The prolific, genre-hopping writer GK Chesterton once said that ‘fairy tales are more than true; not because they tell us that dragons exist, but because they tell us that dragons can be beaten,’ a witticism that takes two things for granted: a) that dragons are impossible beings and b) that they are irredeemably evil. And, being impossible, they can’t really speak for themselves. So we shamelessly portray them as villains all throughout history: practically every hero from mythology employs some form of dragon slaying as a rite of passage, and ‘Dragon’ is directly equated with ‘Satan’ in the Revelations. (And to make matters worse, the Roman scholar Pliny the Elder endows dragons with a peculiar freakishness: they prey on elephants, coiling around them until they suffocate, for their ‘cool blood’ in summer.)

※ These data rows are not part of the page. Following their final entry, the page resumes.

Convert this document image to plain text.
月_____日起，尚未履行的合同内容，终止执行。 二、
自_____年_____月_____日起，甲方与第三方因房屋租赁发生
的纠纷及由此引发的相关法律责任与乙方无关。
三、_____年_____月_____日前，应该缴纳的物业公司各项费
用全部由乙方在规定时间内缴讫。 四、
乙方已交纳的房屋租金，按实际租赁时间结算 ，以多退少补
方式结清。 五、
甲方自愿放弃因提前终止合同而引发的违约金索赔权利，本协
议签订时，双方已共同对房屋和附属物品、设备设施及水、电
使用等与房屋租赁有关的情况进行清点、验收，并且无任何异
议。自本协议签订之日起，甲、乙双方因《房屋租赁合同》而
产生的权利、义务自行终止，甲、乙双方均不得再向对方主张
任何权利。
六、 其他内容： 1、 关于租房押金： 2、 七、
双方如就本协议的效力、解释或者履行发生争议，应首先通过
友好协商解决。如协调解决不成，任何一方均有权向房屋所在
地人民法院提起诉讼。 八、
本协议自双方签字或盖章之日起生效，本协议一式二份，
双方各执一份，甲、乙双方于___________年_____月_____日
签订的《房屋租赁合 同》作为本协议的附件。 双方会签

Really, it took Sean Connery to break the mould. ‘Dragonheart’ (1996), a story featuring a benevolent dragon, as voiced by the velvety Scottish tones of the original James Bond, inverted the cliché in quite a heart-warming manner (my young self was converted, in any case). Surprisingly though, with the exception of spoofs and against-type cartoon sidekicks, the idea of nice dragons hasn’t really caught on. Until now. ‘How to Train Your Dragon’ is a sterling attempt from Dreamworks in the wake of the complete, cynical commercialisation of the ‘Shrek’ films, and the dangling promise of a sequel is actually a promise, not a threat, for once.

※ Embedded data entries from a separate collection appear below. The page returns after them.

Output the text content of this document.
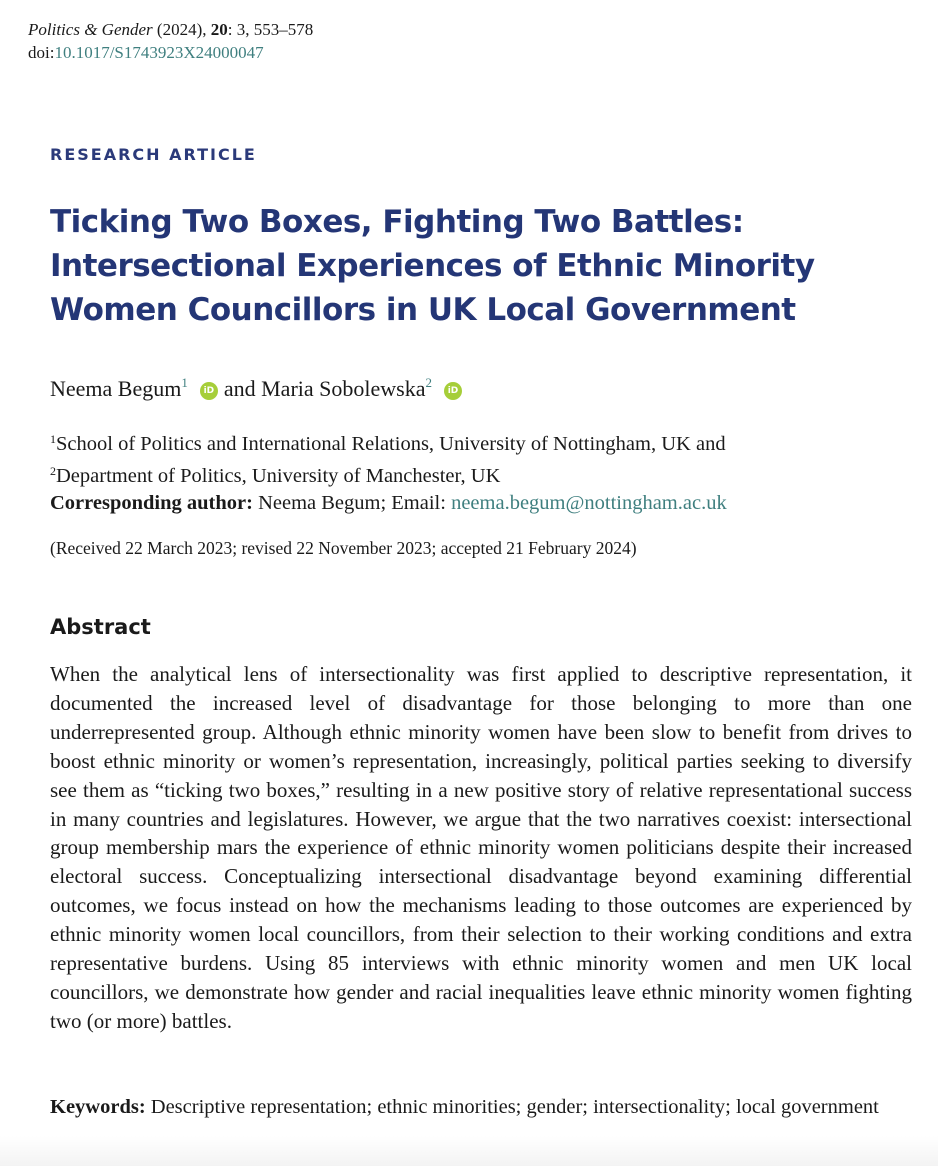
Politics & Gender (2024), 20: 3, 553–578
doi:10.1017/S1743923X24000047
RESEARCH ARTICLE
Ticking Two Boxes, Fighting Two Battles:
Intersectional Experiences of Ethnic Minority
Women Councillors in UK Local Government
Neema Begum$^1$iD and Maria Sobolewska$^2$iD
$^1$School of Politics and International Relations, University of Nottingham, UK and
$^2$Department of Politics, University of Manchester, UK
Corresponding author: Neema Begum; Email: neema.begum@nottingham.ac.uk
(Received 22 March 2023; revised 22 November 2023; accepted 21 February 2024)
Abstract
When the analytical lens of intersectionality was first applied to descriptive representation, it documented the increased level of disadvantage for those belonging to more than one underrepresented group. Although ethnic minority women have been slow to benefit from drives to boost ethnic minority or women’s representation, increasingly, political parties seeking to diversify see them as “ticking two boxes,” resulting in a new positive story of relative representational success in many countries and legislatures. However, we argue that the two narratives coexist: intersectional group membership mars the experience of ethnic minority women politicians despite their increased electoral success. Conceptualizing intersectional disadvantage beyond examining differential outcomes, we focus instead on how the mechanisms leading to those outcomes are experienced by ethnic minority women local councillors, from their selection to their working conditions and extra representative burdens. Using 85 interviews with ethnic minority women and men UK local councillors, we demonstrate how gender and racial inequalities leave ethnic minority women fighting two (or more) battles.
Keywords: Descriptive representation; ethnic minorities; gender; intersectionality; local government
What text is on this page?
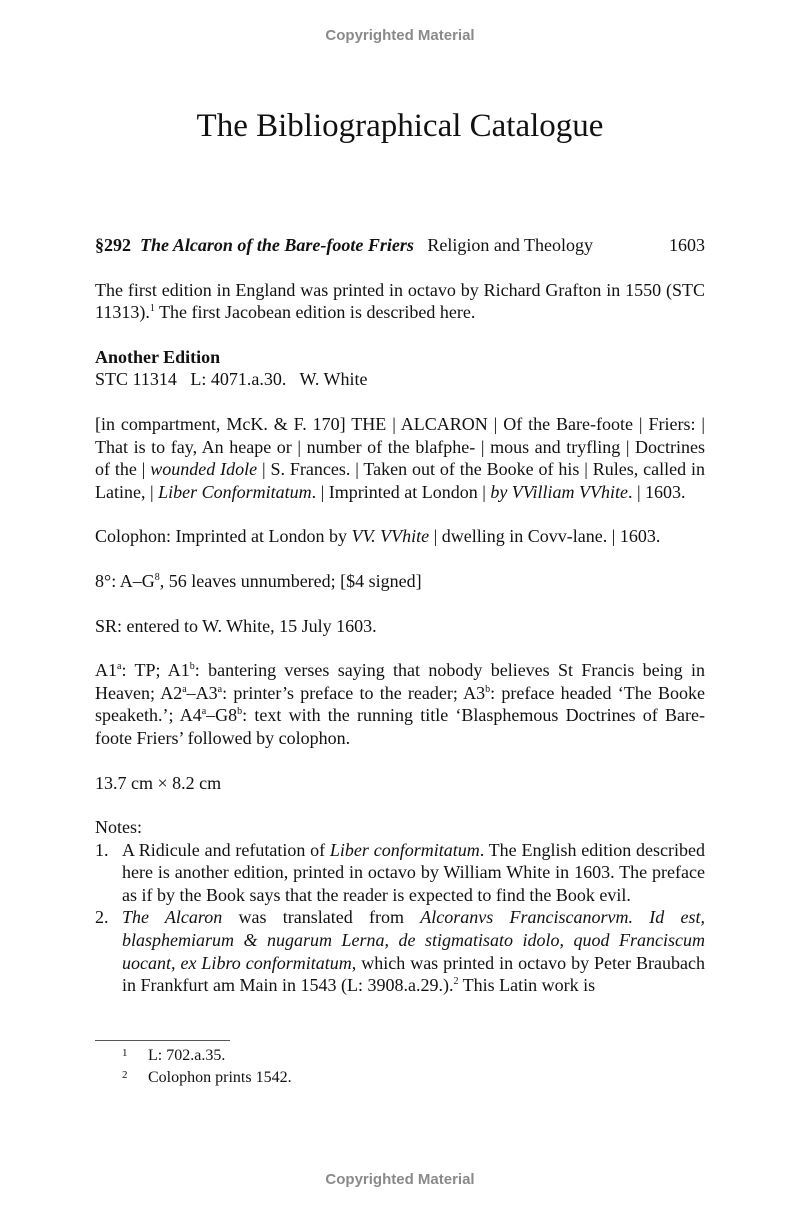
Copyrighted Material
The Bibliographical Catalogue
§292 The Alcaron of the Bare-foote Friers Religion and Theology	1603

The first edition in England was printed in octavo by Richard Grafton in 1550 (STC 11313).$^1$ The first Jacobean edition is described here.

Another Edition
STC 11314   L: 4071.a.30.   W. White

[in compartment, McK. & F. 170] THE | ALCARON | Of the Bare-foote | Friers: | That is to fay, An heape or | number of the blafphe- | mous and tryfling | Doctrines of the | wounded Idole | S. Frances. | Taken out of the Booke of his | Rules, called in Latine, | Liber Conformitatum. | Imprinted at London | by VVilliam VVhite. | 1603.

Colophon: Imprinted at London by VV. VVhite | dwelling in Covv-lane. | 1603.

8°: $A-G^8$, 56 leaves unnumbered; [$4 signed]

SR: entered to W. White, 15 July 1603.

A1$^a$: TP; A1$^b$: bantering verses saying that nobody believes St Francis being in Heaven; A2$^a$–A3$^a$: printer’s preface to the reader; A3$^b$: preface headed ‘The Booke speaketh.’; A4$^a$–G8$^b$: text with the running title ‘Blasphemous Doctrines of Bare-foote Friers’ followed by colophon.

13.7 cm × 8.2 cm

Notes:
1. A Ridicule and refutation of Liber conformitatum. The English edition described here is another edition, printed in octavo by William White in 1603. The preface as if by the Book says that the reader is expected to find the Book evil.
2. The Alcaron was translated from Alcoranvs Franciscanorvm. Id est, blasphemiarum & nugarum Lerna, de stigmatisato idolo, quod Franciscum uocant, ex Libro conformitatum, which was printed in octavo by Peter Braubach in Frankfurt am Main in 1543 (L: 3908.a.29.).$^2$ This Latin work is
1	L: 702.a.35.
2	Colophon prints 1542.
Copyrighted Material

Set in a mythical world of burly Vikings and wild dragons, and based on the book by Cressida Cowell, the film tells the story of Hiccup (Jay Baruchel), a teenage Viking and son of his tribe’s leader, Stoick (Gerard Butler)… though the apple does indeed fall far from the tree: Hiccup is scrawny and about as battle-savvy as a sedated bunny, much to his chagrin. His world is turned upside down when he encounters a dragon, supposedly belonging to the mysterious race of ‘Night Furies’. He nicknames the creature ‘Toothless’, and gradually discovers that there’s more to dragons than meets the eye, which puts him in an uncomfortable position with his father and the rest of the tribe.
The usual visual pizzazz are present, and enhanced to perfection for 3D viewing. But now that 3D animation is no longer a novelty, particularly post-‘Avatar’, a story needs to hold things together and deliver the goods. Luckily, ‘Dragon’s script, while familiar at every turn, is crafted carefully and lovingly. The blazing introductory sequence, with narration from Hiccup, is a delightful feat of action-comedy (the tone is sustained throughout): dragons are assailing the Viking island, and Hiccup only makes a bigger mess of things. The discovery and eventual befriending of Toothless makes for an endearing set of sequences: unashamedly cutesy but never corny. But for its heart-warming core, and its message of tolerance, ‘Dragon’ packs a genuine wallop in the action and creature design stakes. The variety of draconian sub-species provides both wonder and humour, as packs of mini-dragons are dragged into the training sessions organised for Hiccup and his friends by the Viking higher-ups. And the ‘boss’ dragon, fully unleashed at the climax, is a formidable enemy: more dinosaur than dragon, it could give the Kraken from the ‘Clash of the Titans’ remake (in cinemas next week) a run for its money.
So really, everyone’s happy: the bad dragons do get slain, the good ones eventually get ridden to battle. I’d be hard-pressed to find a more joyful compromise.